Pandemi bizi yordu, düşmanlar aramak bizi yordu, didişmek bizi yordu. Bir kıyamet hissiyatının ağır, koyu, ıslak bir battaniye gibi göğümüzün üzerine kapandığını duyumsuyoruz. Gerçeğin üstünün örtülmediğine, ardımızda hançerler saklamadığımıza, karşılıklı konuşurken neyi kast ediyorsak onu söylediğimize yeniden inanabilmeliyiz. Konuştuğumuzda bir imgeyi muhatabımızda yaratacak sahih ve sahici bir dili kendimizde yeniden bulmalıyız ki ortak rüyalar görebilelim. George Elliott, doğduğumuz ve büyüdüğümüz yerleri “nesnelerin bizler daha seçim yapma zahmetini tanımadan gönlümüzü fethettiği yerler” olarak nitelendiriyordu, sosyal ağlarda büyüyen bir nesil gönlümüzü fetheden müşterek nesnelere/ duygulara aşina değil, o aşinalığı zahmetle de olsa, naiflikle yaftalanmak pahasına da olsa bir nezaket ve ihtimam dilinde kurmamız gerekiyor. Bu bahaya değer.

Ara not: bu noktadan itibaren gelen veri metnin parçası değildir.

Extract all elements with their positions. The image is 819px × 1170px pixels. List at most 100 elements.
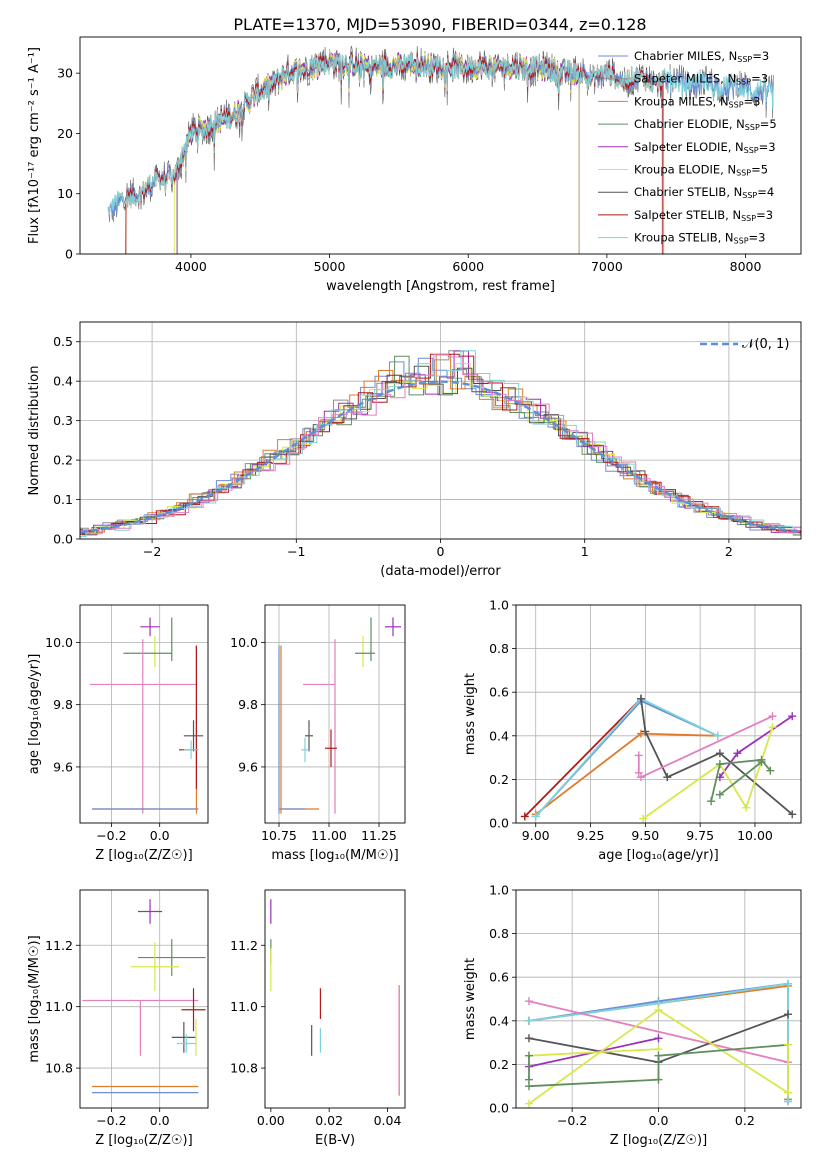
x-axis-label: age [log₁₀(age/yr)] bbox=[598, 848, 719, 863]
y-tick-label: 0.4 bbox=[53, 374, 73, 389]
y-axis-label: mass weight bbox=[463, 673, 478, 755]
legend-entry: Salpeter STELIB, NSSP=3 bbox=[634, 208, 773, 223]
plot-area bbox=[520, 694, 797, 823]
x-tick-label: 7000 bbox=[591, 259, 623, 274]
data-point bbox=[181, 988, 206, 1032]
y-tick-label: 0.6 bbox=[489, 970, 509, 985]
y-tick-label: 9.8 bbox=[53, 697, 73, 712]
plot-area bbox=[524, 979, 793, 1108]
series-marker bbox=[641, 727, 650, 736]
legend: Chabrier MILES, NSSP=3 Salpeter MILES, NS… bbox=[598, 49, 777, 246]
series-marker bbox=[520, 812, 529, 821]
spectrum-line bbox=[176, 50, 580, 254]
y-tick-label: 10 bbox=[57, 186, 73, 201]
series-marker bbox=[784, 1010, 793, 1019]
x-tick-label: 5000 bbox=[314, 259, 346, 274]
y-tick-label: 0.8 bbox=[489, 926, 509, 941]
series-marker bbox=[524, 1099, 533, 1108]
series-marker bbox=[636, 773, 645, 782]
x-tick-label: 0.0 bbox=[150, 828, 170, 843]
series-marker bbox=[715, 749, 724, 758]
x-tick-label: 0.04 bbox=[374, 1113, 402, 1128]
legend-entry: Chabrier ELODIE, NSSP=5 bbox=[634, 117, 777, 132]
x-tick-label: 0 bbox=[437, 544, 445, 559]
x-tick-label: −0.2 bbox=[96, 828, 126, 843]
series-marker bbox=[524, 997, 533, 1006]
series-marker bbox=[733, 749, 742, 758]
series-line bbox=[528, 1048, 659, 1057]
panel-mass_vs_Z: −0.2 0.0 10.8 11.0 11.2 Z [log₁₀(Z/Z☉)] mass [… bbox=[27, 889, 209, 1148]
panel-massweight_vs_Z: −0.2 0.0 0.2 0.0 0.2 0.4 0.6 0.8 1.0 Z [log₁₀(Z/Z… bbox=[463, 883, 802, 1148]
x-tick-label: −0.2 bbox=[96, 1113, 126, 1128]
figure-title: PLATE=1370, MJD=53090, FIBERID=0344, z=0… bbox=[233, 15, 646, 34]
series-marker bbox=[715, 790, 724, 799]
series-marker bbox=[639, 814, 648, 823]
y-axis-label: Flux [fλ10⁻¹⁷ erg cm⁻² s⁻¹ A⁻¹] bbox=[27, 47, 42, 244]
panel-residuals: −2 −1 0 1 2 0.0 0.1 0.2 0.3 0.4 0.5 (data-model)/er… bbox=[27, 321, 802, 579]
x-axis-label: mass [log₁₀(M/M☉)] bbox=[271, 848, 398, 863]
histogram-step bbox=[80, 353, 801, 535]
series-marker bbox=[784, 1040, 793, 1049]
data-point bbox=[301, 737, 309, 763]
series-line bbox=[640, 715, 773, 779]
legend-entry: Kroupa MILES, NSSP=3 bbox=[634, 94, 760, 109]
series-line bbox=[719, 715, 793, 778]
data-point bbox=[137, 899, 163, 924]
plot-area bbox=[270, 899, 400, 1096]
x-tick-label: 6000 bbox=[452, 259, 484, 274]
data-point bbox=[176, 1034, 196, 1053]
x-tick-label: 0.02 bbox=[315, 1113, 343, 1128]
series-marker bbox=[636, 694, 645, 703]
y-tick-label: 0.2 bbox=[489, 772, 509, 787]
axes-frame bbox=[515, 604, 802, 824]
series-marker bbox=[654, 1005, 663, 1014]
data-point bbox=[183, 740, 199, 760]
series-marker bbox=[784, 1097, 793, 1106]
plot-area bbox=[89, 617, 204, 814]
series-line bbox=[528, 1000, 789, 1064]
y-tick-label: 11.0 bbox=[230, 999, 258, 1014]
series-marker bbox=[654, 1051, 663, 1060]
y-tick-label: 0.8 bbox=[489, 641, 509, 656]
y-tick-label: 11.0 bbox=[45, 999, 73, 1014]
axes-frame bbox=[79, 36, 802, 255]
x-tick-label: 9.50 bbox=[631, 828, 659, 843]
series-marker bbox=[524, 1051, 533, 1060]
series-marker bbox=[715, 760, 724, 769]
plot-area bbox=[80, 350, 801, 538]
x-tick-label: −2 bbox=[143, 544, 161, 559]
x-tick-label: 9.25 bbox=[577, 828, 605, 843]
x-axis-label: Z [log₁₀(Z/Z☉)] bbox=[95, 848, 192, 863]
spectrum-line bbox=[125, 53, 665, 254]
y-tick-label: 0.1 bbox=[53, 492, 73, 507]
legend-entry: Kroupa STELIB, NSSP=3 bbox=[634, 231, 765, 246]
y-tick-label: 0.5 bbox=[53, 334, 73, 349]
x-tick-label: 8000 bbox=[730, 259, 762, 274]
panel-age_vs_Z: −0.2 0.0 9.6 9.8 10.0 Z [log₁₀(Z/Z☉)] age [log… bbox=[27, 604, 209, 863]
x-tick-label: 9.75 bbox=[686, 828, 714, 843]
series-marker bbox=[654, 1034, 663, 1043]
data-point bbox=[130, 942, 180, 992]
series-marker bbox=[524, 1016, 533, 1025]
y-tick-label: 0 bbox=[65, 247, 73, 262]
x-tick-label: 10.00 bbox=[737, 828, 773, 843]
y-tick-label: 0.2 bbox=[53, 453, 73, 468]
y-axis-label: mass [log₁₀(M/M☉)] bbox=[27, 935, 42, 1062]
legend-entry: Chabrier STELIB, NSSP=4 bbox=[634, 185, 774, 200]
axes-frame bbox=[79, 604, 209, 824]
series-marker bbox=[663, 773, 672, 782]
x-axis-label: (data-model)/error bbox=[380, 564, 501, 579]
y-tick-label: 9.8 bbox=[238, 697, 258, 712]
data-point bbox=[183, 720, 204, 752]
series-line bbox=[535, 732, 718, 816]
series-marker bbox=[654, 1075, 663, 1084]
panel-mass_vs_ebv: 0.00 0.02 0.04 10.8 11.0 11.2 E(B-V) bbox=[230, 889, 406, 1148]
y-tick-label: 11.2 bbox=[230, 938, 258, 953]
y-tick-label: 0.0 bbox=[53, 532, 73, 547]
legend-entry: 𝒩(0, 1) bbox=[742, 337, 789, 352]
series-marker bbox=[634, 768, 643, 777]
x-tick-label: 0.0 bbox=[150, 1113, 170, 1128]
y-tick-label: 0.3 bbox=[53, 413, 73, 428]
y-axis-label: Normed distribution bbox=[27, 366, 42, 496]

Nefret sarmalından birbirimize güvenmeyi öğrenerek çıkabiliriz. Yüreğin sınırlarını esnetip genişleterek, gönlümüze engin olmayı öğretecek bir olgunlukla, bir nebze derviş bir kalple. Türkçemizin ulusu Yunus’un bir kanat açışıyla işaret ettiği gibi:
“Derviş bağrı baş (yara) gerek, Gözü dolu yaş gerek, Koyundan yavaş gerek, Sen derviş olamazsın.

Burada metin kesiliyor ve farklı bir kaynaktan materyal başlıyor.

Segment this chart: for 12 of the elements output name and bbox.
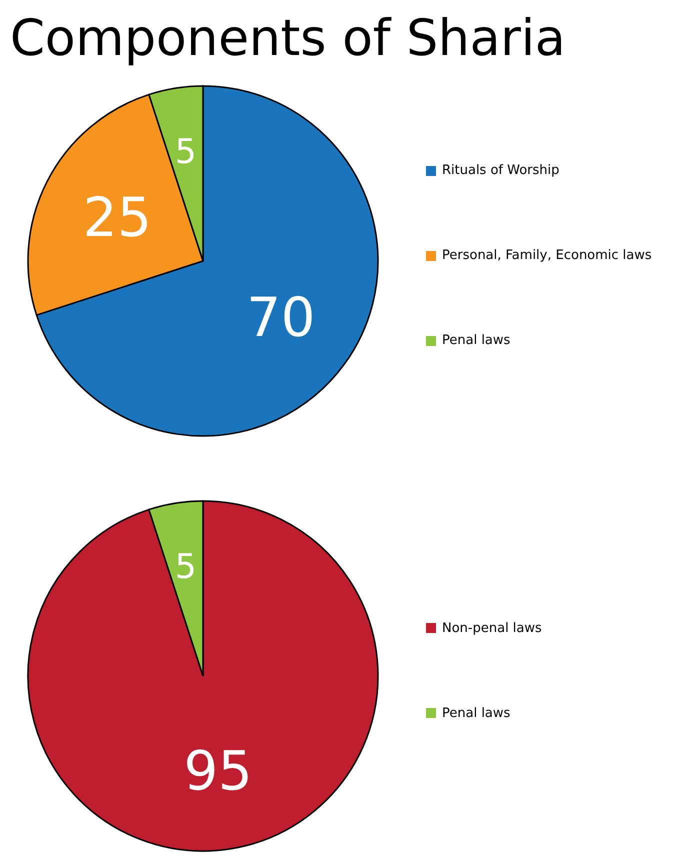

Döğene elsiz gerek, Söğene dilsiz gerek, Derviş gönülsüz gerek, Sen derviş olamazsın
Dilin ile şakırsın, Çok maniler okursun, Vara yoğa kakırsın, Sen derviş olamazsın
Kakımak varmışsa ger, Muhammed de kakırdı, Bu kakımak sende var, Sen derviş olamazsın…”
“Öteki”ni anlamak
“İnsan davranışlarına gülmeye veya ağlamaya değil, onlardan nefret etmeye değil, sadece anlamaya çalıştım” demiş Spinoza. Kendi mevziinden ötekine sövüp saydıran insanların arasında mutedil bakış açısı kayboluyor. Ruhu çoraklaşmış bazı insanlar sırf kendi egolarını tatmin edebilmek, bir parça ilgi dilenmek için yalan, iftira, küfür, nefret söylemlerini başkalarının üzerine boca etmekten imtina etmiyorlar, bundan hicap duymadıkları gibi çarpık kişiliklerini sergilemekten haz alıyorlar.

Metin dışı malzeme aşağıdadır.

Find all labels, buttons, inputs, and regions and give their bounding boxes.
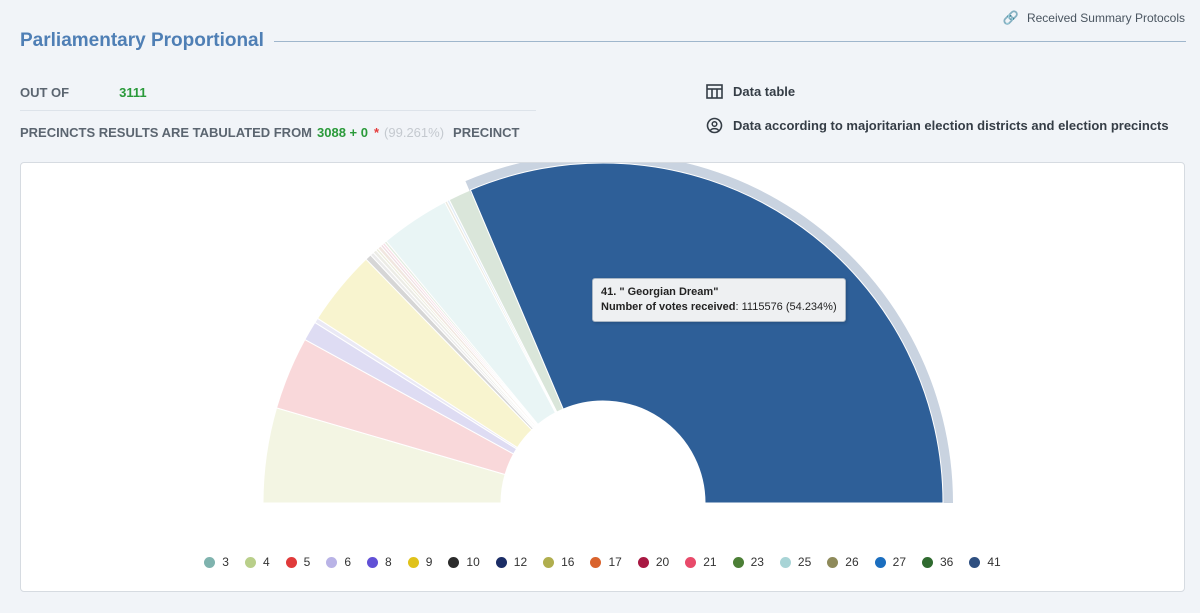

Henüz, akl-ı selim ve hakkaniyete değer yükleyen çok daha geniş bir topluluğun ise ötekine onu incitmek için değil, onu anlamak için nazar etmesi gerekiyor. İyi demokrasiler de iyi evlilikler gibi gürültü patırtıyı hazmedebilen, çatışmaya dayanıklı bir doğayı gereksinir.
Nefretin az ilerisinde sevgi duruyor olabilir pekâlâ. Dostluğu seçebiliriz, her defasında tekrar seçmemiz gereken şeydir dostluk ve yaşamseverlik. Dostluk, nefreti içinde eritebilir, zira ‘sevgi görünmez olanı görünür kılar’. Dostluğu seçmekle düşünülemez olan barış yeniden düşünülebilir hale gelir. İnkâr edilen bağlanma yeniden tesis edilir.
Negatif karşılıklı bağımlılık yerine, birbirimize kaçınılmaz bağımlılığımızı kabullenmeliyiz. Kimse bize “ötekini sevme yasağı” getiremez. Sevgiyi baskılamak ve aramızdaki bağı yok saymak bizi bugüne dek nefrete esir kılmış olabilir. Nefret hapishanesinden çıkalım artık, her birimizin ötekine anlatabileceği hikayeler var ve bir diğerinin acılı hikayesine kulak vermiş kimse ona sonsuza dek düşman kalamaz. İnsan insana şifa ve tesellidir, yeter ki gönül engin/ergin olabilsin.
Bu makalede yer alan fikirler yazara aittir ve Fikir Turu’nun editöryel politikasını yansıtmayabilir.
Bu yazı ilk kez 13 Ağustos 2021’de yayımlanmıştır.